To stratify CRC patients according to necroptosis-related lncRNAs (NRLs), which can be used to not only evaluate prognosis and improve precision medicine in clinical practice but also screen potential immunotherapy drugs.
LncRNA expression profiles were collected from The Cancer Genome Atlas. NRLs were identified by coexpression analysis. Cox regression analysis identified a NRL signature. Then, the value of this signature was comprehensively and multidimensionally evaluated, and its reliability for CRC prognosis prediction was assessed with clinical CRC data and compared with that of six other lncRNA signatures. Gene set enrichment analysis, TME analysis and half-maximal inhibitory concentration (IC50) prediction were also performed according to the risk score (RS) of the signature.
An 8-lncRNA signature significantly associated with overall survival (OS) was constructed, and its reliability was validated with clinical CRC data. Most of the areas under the receiver operating characteristic curves (AUCs) values for 1-, 3- and 5-year OS for this signature were higher than those for the other six lncRNA signatures. OS, disease-specific survival and the progression-free interval were all significantly poorer in the high-risk group. The RS of the signature showed good concordance with the predicted prognosis, with AUCs for 1-, 3- and 5-year OS of 0.79, 0.81 and 0.77, respectively. Additionally, the calibration plots for this signature combined with clinical factors showed that this combination could effectively improve the ability to predict OS. The RS was correlated with tumor stage, lymph node metastasis and distant metastasis.

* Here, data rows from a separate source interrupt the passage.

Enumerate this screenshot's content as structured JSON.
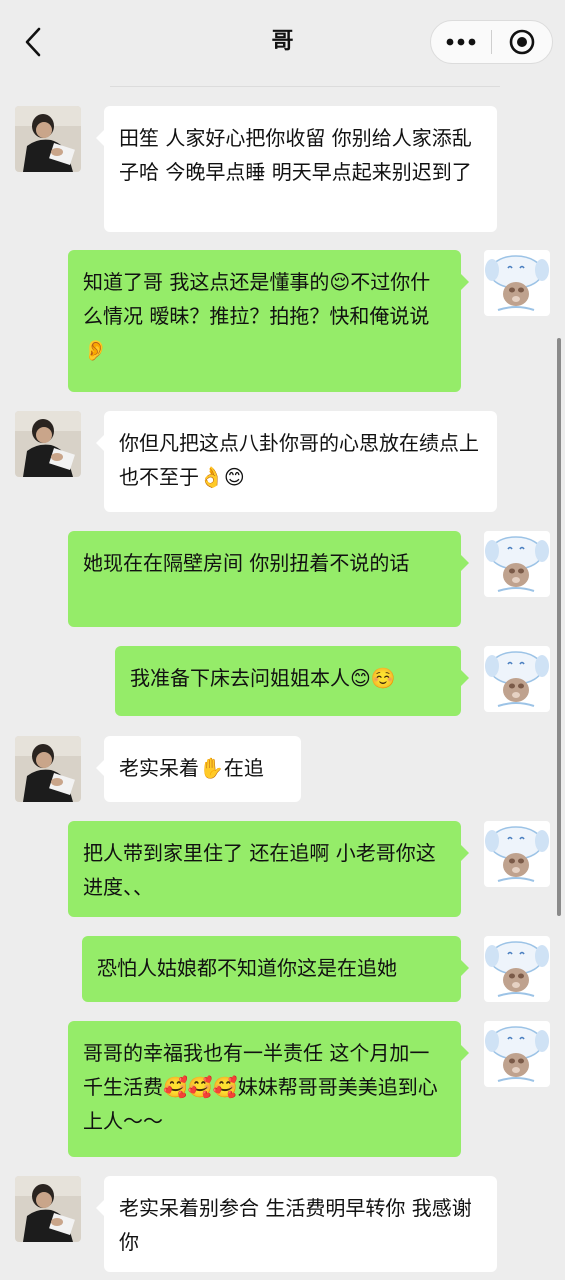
{
  "header": {
    "title": "哥",
    "back_icon": "chevron-left-icon",
    "more_icon": "more-dots-icon",
    "close_icon": "target-close-icon"
  },
  "colors": {
    "background": "#ededed",
    "bubble_self": "#95ec69",
    "bubble_other": "#ffffff"
  },
  "messages": [
    {
      "sender": "other",
      "text": "田笙  人家好心把你收留  你别给人家添乱子哈  今晚早点睡  明天早点起来别迟到了"
    },
    {
      "sender": "self",
      "text": "知道了哥  我这点还是懂事的😌不过你什么情况  暧昧？推拉？拍拖？快和俺说说👂"
    },
    {
      "sender": "other",
      "text": "你但凡把这点八卦你哥的心思放在绩点上  也不至于👌😊"
    },
    {
      "sender": "self",
      "text": "她现在在隔壁房间  你别扭着不说的话"
    },
    {
      "sender": "self",
      "text": "我准备下床去问姐姐本人😊☺️"
    },
    {
      "sender": "other",
      "text": "老实呆着✋在追"
    },
    {
      "sender": "self",
      "text": "把人带到家里住了  还在追啊  小老哥你这进度、、"
    },
    {
      "sender": "self",
      "text": "恐怕人姑娘都不知道你这是在追她"
    },
    {
      "sender": "self",
      "text": "哥哥的幸福我也有一半责任  这个月加一千生活费🥰🥰🥰妹妹帮哥哥美美追到心上人～～"
    },
    {
      "sender": "other",
      "text": "老实呆着别参合  生活费明早转你  我感谢你"
    }
  ]
}
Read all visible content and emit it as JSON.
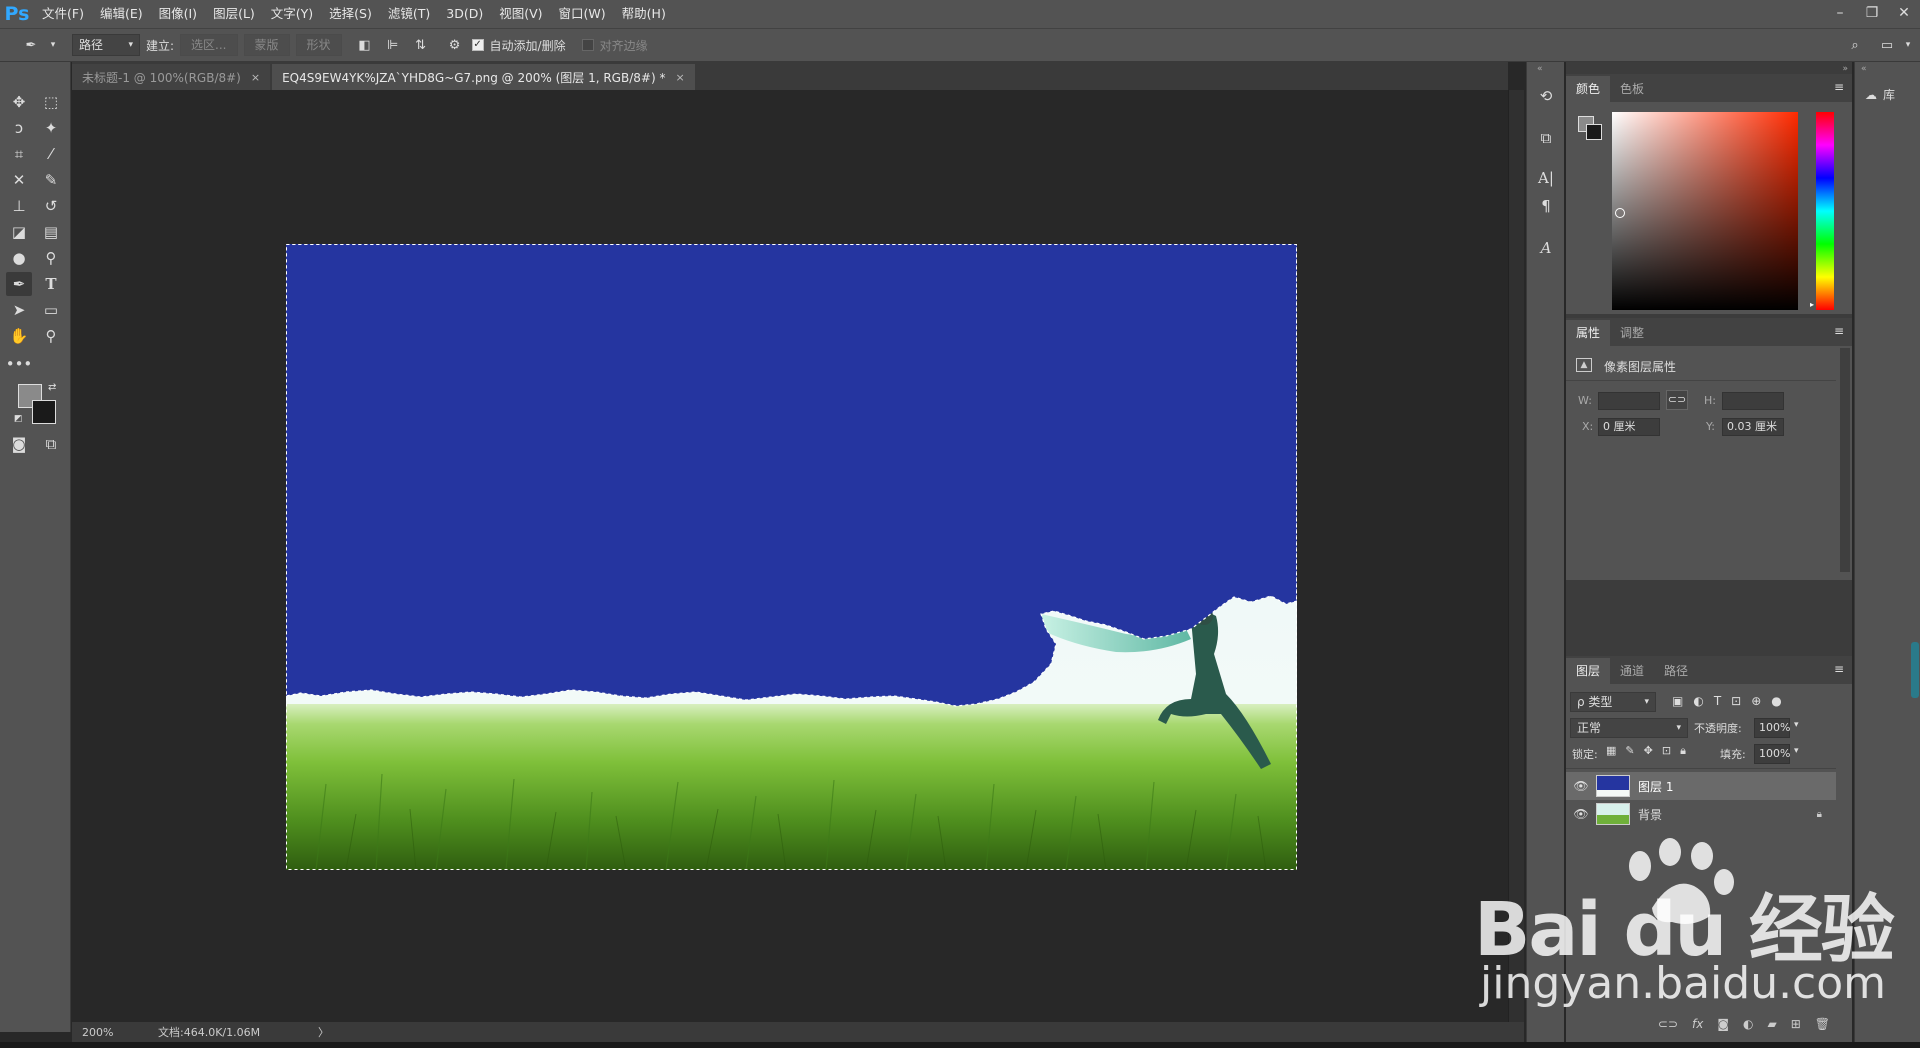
{
  "app": {
    "logo": "Ps"
  },
  "menu": [
    "文件(F)",
    "编辑(E)",
    "图像(I)",
    "图层(L)",
    "文字(Y)",
    "选择(S)",
    "滤镜(T)",
    "3D(D)",
    "视图(V)",
    "窗口(W)",
    "帮助(H)"
  ],
  "window_controls": {
    "minimize": "–",
    "restore": "❐",
    "close": "✕"
  },
  "options": {
    "mode_select": "路径",
    "make_label": "建立:",
    "selection_btn": "选区...",
    "mask_btn": "蒙版",
    "shape_btn": "形状",
    "auto_add_label": "自动添加/删除",
    "auto_add_checked": true,
    "align_edges_label": "对齐边缘",
    "align_edges_checked": false
  },
  "tabs": [
    {
      "label": "未标题-1 @ 100%(RGB/8#)",
      "active": false,
      "close": "×"
    },
    {
      "label": "EQ4S9EW4YK%JZA`YHD8G~G7.png @ 200% (图层 1, RGB/8#) *",
      "active": true,
      "close": "×"
    }
  ],
  "status": {
    "zoom": "200%",
    "doc": "文档:464.0K/1.06M",
    "arrow": "〉"
  },
  "color_panel": {
    "tabs": [
      "颜色",
      "色板"
    ],
    "active_tab": 0,
    "hue_color": "#ff2a00",
    "foreground": "#8a8a8a",
    "background": "#1a1a1a"
  },
  "properties_panel": {
    "tabs": [
      "属性",
      "调整"
    ],
    "title": "像素图层属性",
    "w_label": "W:",
    "w_value": "",
    "h_label": "H:",
    "h_value": "",
    "x_label": "X:",
    "x_value": "0 厘米",
    "y_label": "Y:",
    "y_value": "0.03 厘米"
  },
  "layers_panel": {
    "tabs": [
      "图层",
      "通道",
      "路径"
    ],
    "filter_label": "ρ 类型",
    "blend_mode": "正常",
    "opacity_label": "不透明度:",
    "opacity_value": "100%",
    "lock_label": "锁定:",
    "fill_label": "填充:",
    "fill_value": "100%",
    "layers": [
      {
        "name": "图层 1",
        "selected": true,
        "locked": false
      },
      {
        "name": "背景",
        "selected": false,
        "locked": true
      }
    ]
  },
  "far_right": {
    "libraries_label": "库"
  },
  "watermark": {
    "line1": "Bai du 经验",
    "line2": "jingyan.baidu.com"
  },
  "colors": {
    "selection_fill": "#2535a0",
    "ui_bg": "#535353",
    "canvas_bg": "#282828"
  }
}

Most of the enriched Kyoto Encyclopedia of Genes and Genomes and Gene Ontology terms were tumor metastasis-related pathways in the high-risk group; these patients showed greater infiltration of immunosuppressive cells, such as cancer-associated fibroblasts, hematopoietic stem cells and M2 macrophages, but less infiltration of infiltrating antitumor effector immune cells, such as cluster of differentiation 8+ T cells and regulatory T cells (Tregs). We explored additional potential immune checkpoint genes and potential immunotherapeutic and chemotherapeutic drugs with relatively low IC50 values.

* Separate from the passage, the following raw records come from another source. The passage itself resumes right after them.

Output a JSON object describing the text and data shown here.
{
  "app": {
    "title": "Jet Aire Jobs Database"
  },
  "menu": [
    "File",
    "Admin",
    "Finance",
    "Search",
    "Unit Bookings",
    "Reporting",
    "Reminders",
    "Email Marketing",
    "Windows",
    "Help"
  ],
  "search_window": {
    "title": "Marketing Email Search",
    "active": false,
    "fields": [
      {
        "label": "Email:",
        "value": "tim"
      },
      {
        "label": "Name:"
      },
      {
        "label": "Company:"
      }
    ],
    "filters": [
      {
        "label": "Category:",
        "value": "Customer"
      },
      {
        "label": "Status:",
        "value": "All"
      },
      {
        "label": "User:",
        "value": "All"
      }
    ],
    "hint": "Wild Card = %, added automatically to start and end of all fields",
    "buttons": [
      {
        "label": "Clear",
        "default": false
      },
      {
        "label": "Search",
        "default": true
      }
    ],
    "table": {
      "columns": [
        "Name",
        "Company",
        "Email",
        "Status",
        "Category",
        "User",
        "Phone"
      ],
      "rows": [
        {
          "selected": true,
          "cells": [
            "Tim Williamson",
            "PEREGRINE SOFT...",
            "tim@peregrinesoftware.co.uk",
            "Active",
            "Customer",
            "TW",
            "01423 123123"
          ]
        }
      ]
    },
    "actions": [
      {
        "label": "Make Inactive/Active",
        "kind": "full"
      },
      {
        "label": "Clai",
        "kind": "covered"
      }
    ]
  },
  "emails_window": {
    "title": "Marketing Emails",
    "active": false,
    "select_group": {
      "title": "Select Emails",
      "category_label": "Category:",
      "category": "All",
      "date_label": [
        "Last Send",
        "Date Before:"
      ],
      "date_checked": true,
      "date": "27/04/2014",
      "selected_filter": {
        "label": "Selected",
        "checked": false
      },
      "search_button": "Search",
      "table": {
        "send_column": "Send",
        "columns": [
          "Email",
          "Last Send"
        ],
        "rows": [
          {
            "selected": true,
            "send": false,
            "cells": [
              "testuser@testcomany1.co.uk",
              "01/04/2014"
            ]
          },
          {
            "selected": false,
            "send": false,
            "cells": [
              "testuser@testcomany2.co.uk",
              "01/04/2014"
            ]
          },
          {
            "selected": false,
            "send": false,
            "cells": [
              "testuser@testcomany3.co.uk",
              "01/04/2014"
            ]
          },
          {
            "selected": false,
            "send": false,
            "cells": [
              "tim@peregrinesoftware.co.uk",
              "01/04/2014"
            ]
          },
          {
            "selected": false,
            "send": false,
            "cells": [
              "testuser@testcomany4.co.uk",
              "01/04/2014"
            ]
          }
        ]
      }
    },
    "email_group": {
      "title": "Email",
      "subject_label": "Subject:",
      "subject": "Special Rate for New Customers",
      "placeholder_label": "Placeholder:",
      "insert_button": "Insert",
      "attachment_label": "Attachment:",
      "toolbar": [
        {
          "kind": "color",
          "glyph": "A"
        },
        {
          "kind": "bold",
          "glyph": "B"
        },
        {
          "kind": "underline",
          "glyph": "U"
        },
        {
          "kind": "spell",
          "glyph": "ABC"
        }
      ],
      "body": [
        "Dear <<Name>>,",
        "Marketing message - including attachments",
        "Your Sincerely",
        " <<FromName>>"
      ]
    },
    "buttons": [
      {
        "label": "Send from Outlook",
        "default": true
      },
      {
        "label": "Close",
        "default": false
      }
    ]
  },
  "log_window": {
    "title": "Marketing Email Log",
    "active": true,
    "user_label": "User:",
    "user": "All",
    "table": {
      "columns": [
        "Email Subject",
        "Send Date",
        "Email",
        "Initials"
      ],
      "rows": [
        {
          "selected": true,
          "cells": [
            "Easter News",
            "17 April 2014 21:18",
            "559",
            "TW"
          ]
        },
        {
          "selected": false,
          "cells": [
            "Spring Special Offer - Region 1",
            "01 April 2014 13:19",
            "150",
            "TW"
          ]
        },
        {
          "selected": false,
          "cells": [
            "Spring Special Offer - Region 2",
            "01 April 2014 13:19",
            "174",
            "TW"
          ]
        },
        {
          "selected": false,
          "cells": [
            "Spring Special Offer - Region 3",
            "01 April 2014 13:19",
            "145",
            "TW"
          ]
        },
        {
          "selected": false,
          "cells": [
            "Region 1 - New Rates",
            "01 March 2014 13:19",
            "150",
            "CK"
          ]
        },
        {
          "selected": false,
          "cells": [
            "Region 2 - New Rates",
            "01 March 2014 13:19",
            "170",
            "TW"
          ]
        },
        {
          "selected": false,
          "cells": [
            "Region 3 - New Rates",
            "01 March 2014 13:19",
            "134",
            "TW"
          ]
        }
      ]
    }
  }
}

We identified an NRL signature with strong fidelity that could stably predict prognosis and might be an indicator of the TME of CRC. Furthermore, additional potential immunotherapeutic and chemotherapeutic drugs were explored.

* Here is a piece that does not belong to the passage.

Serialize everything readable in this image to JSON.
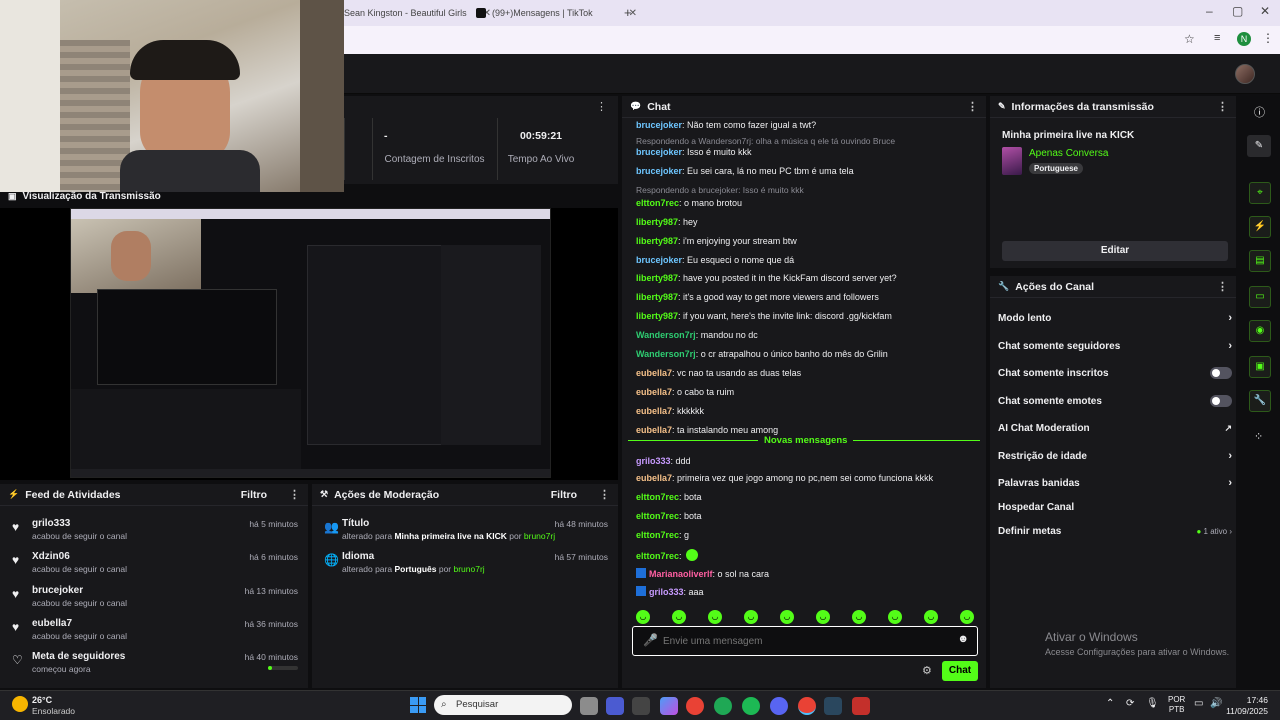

Core Tip: An 8-lncRNA signature significantly associated with overall survival (OS) was constructed, and its fidelity was validated in the OS, disease-specific survival and the progression-free interval, it was also validated with clinical colorectal cancer (CRC) data. The risk score which was correlated with tumor stage, lymph node metastasis and distant metastasis in CRC of the signature showed good concordance with the predicted prognosis. The high-risk group showed greater infiltration of immunosuppressive cells, but fewer infiltrating antitumor effector immune cells. We explored additional potential immune checkpoint genes and immunotherapeutic and chemotherapeutic drugs.